This ‘Hotel’ Humbles
Take all the famous British actors over 60 years of age, excluding Helen Mirren and Michael Caine and a not-so-luxurious hotel in India, and you will be left with a lot of confused expressions.
“The Best Exotic Marigold Hotel” charms its way into the hearts of our grandparents and even filters down to our technological generation. Behind the backlit screens and publicized social lives, we secretly yearn for culture. What better to immerse us in culture than the elderly warming up to exotic India?
The film, written by Ol Parker and based on the novel “These Foolish Things” by Deborah Moggach, opens with small scenes jumping from one retiree’s story to the next.
Evelyn Greenslade (Judi Dench) tries to learn her way around a computer and copes with her husband’s recent death and the debt and doubt he left her with.
Muriel Donnelly (Maggie Smith), a suspicious racist trapped by her own discrimination, is being sent to India for hip-replacement surgery.
Graham Dashwood (Tom Wilkinson) has an epiphany during a business gathering. He knows it is time for him to go back to India.
Douglas (Bill Nighy) and Jean Ainslie (Penelope Wilton) put their trust and their retirement funds into the hands of the technology website boom and are still waiting for the proceeds. They find The Best Exotic Marigold Hotel as an alternative to sterile, beige bungalow retirement living.
Expectations leave a couple of the travelers in distress when the “best” hotel looks more like a glorified old ruin.

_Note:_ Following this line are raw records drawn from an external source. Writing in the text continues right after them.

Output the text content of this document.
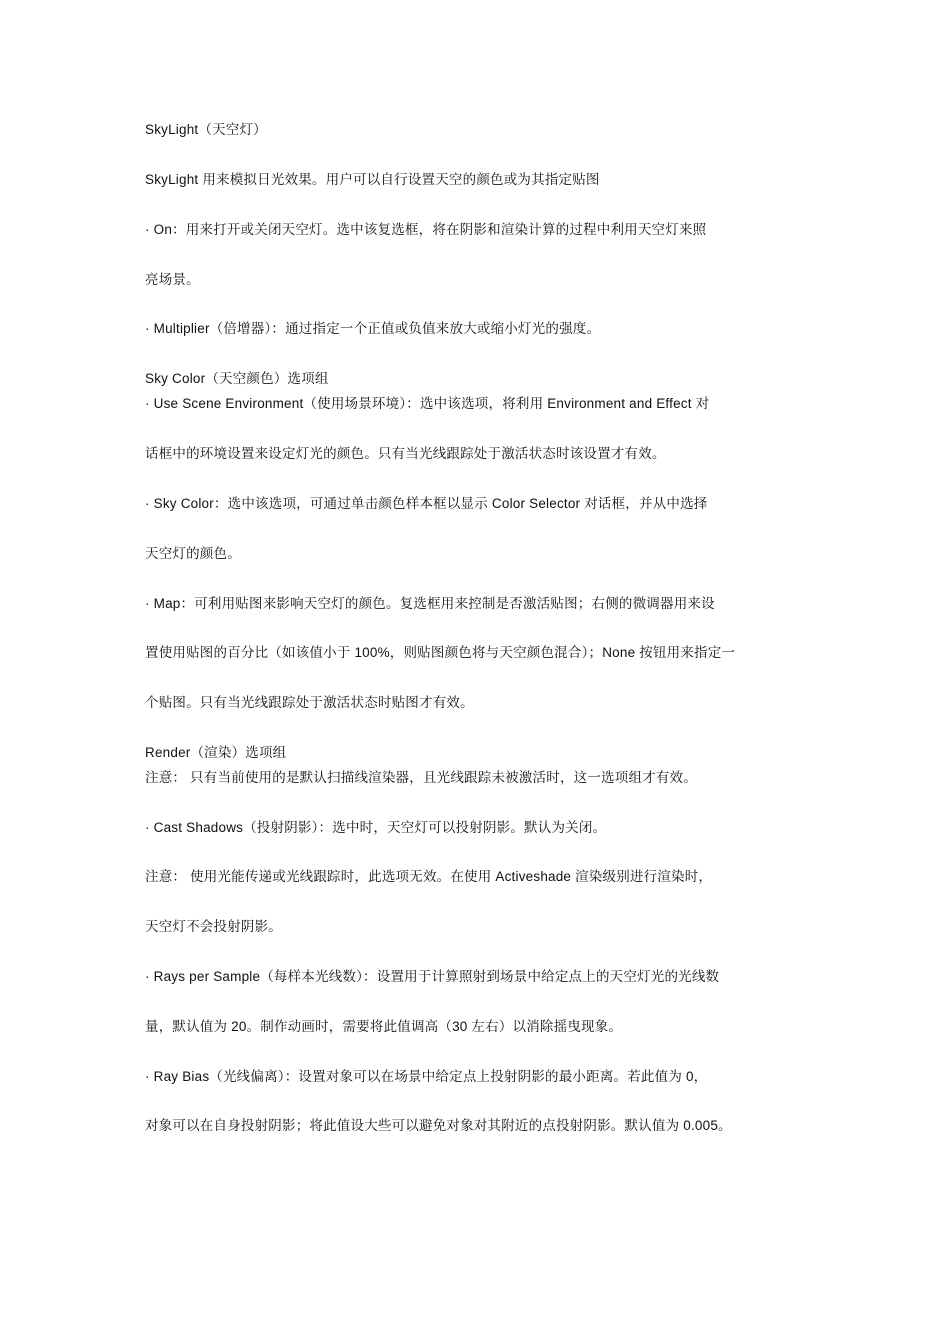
SkyLight（天空灯）
SkyLight 用来模拟日光效果。用户可以自行设置天空的颜色或为其指定贴图
· On：用来打开或关闭天空灯。选中该复选框，将在阴影和渲染计算的过程中利用天空灯来照
亮场景。
· Multiplier（倍增器）：通过指定一个正值或负值来放大或缩小灯光的强度。
Sky Color（天空颜色）选项组
· Use Scene Environment（使用场景环境）：选中该选项，将利用 Environment and Effect 对
话框中的环境设置来设定灯光的颜色。只有当光线跟踪处于激活状态时该设置才有效。
· Sky Color：选中该选项，可通过单击颜色样本框以显示 Color Selector 对话框，并从中选择
天空灯的颜色。
· Map：可利用贴图来影响天空灯的颜色。复选框用来控制是否激活贴图；右侧的微调器用来设
置使用贴图的百分比（如该值小于 100%，则贴图颜色将与天空颜色混合）；None 按钮用来指定一
个贴图。只有当光线跟踪处于激活状态时贴图才有效。
Render（渲染）选项组
注意： 只有当前使用的是默认扫描线渲染器，且光线跟踪未被激活时，这一选项组才有效。
· Cast Shadows（投射阴影）：选中时，天空灯可以投射阴影。默认为关闭。
注意： 使用光能传递或光线跟踪时，此选项无效。在使用 Activeshade 渲染级别进行渲染时，
天空灯不会投射阴影。
· Rays per Sample（每样本光线数）：设置用于计算照射到场景中给定点上的天空灯光的光线数
量，默认值为 20。制作动画时，需要将此值调高（30 左右）以消除摇曳现象。
· Ray Bias（光线偏离）：设置对象可以在场景中给定点上投射阴影的最小距离。若此值为 0，
对象可以在自身投射阴影；将此值设大些可以避免对象对其附近的点投射阴影。默认值为 0.005。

The ambitious hotel manager Sonny Kapoor (Dev Patel) attempts to make the hesitant guests feel at home in the fixer-upper hotel. It is his dream to build up this hotel from its ruined state and create a profitable business off of the “elderly and beautiful.”
India city life, with bustling markets and zooming tut-tuts, is the backdrop to shifting relationships and inspirational journeys that each British retiree takes. The Best Exotic Marigold Hotel, however, remains the most emotional location of the film, revealing truths, offering strength and teaching the retirees how to appreciate life.
The commotion of the city’s atmosphere, illustrated by Indian music and small car honks joining to make their own unique over the din of children’s pleas, is shot beautifully and mirrors the rise in tension between the couples in the hotel. Intimate conversations of a growing wisdom take place in the quiet atmospheres of luxury restaurants and the lush hotel courtyard.
The cast, famous for their leadership in past roles, allow the journey to India humble them as it humbles the characters they play. After her strong and serious presence in previous films, a withered and helpless Smith takes a surprising turn. Nighy’s usually stern and eerie performances are a stark contrast to his upbeat and witty performance as the adventurous and hopeful Ainslie.
The film intertwines exotic beauty, with the search for love and independence. The story unfolds through young-again romances and “top-of-the-mountain” epiphanies that embrace each traveler. It takes a one-way ticket to India to make British retirees as mature in mind and spirit as they already are of age.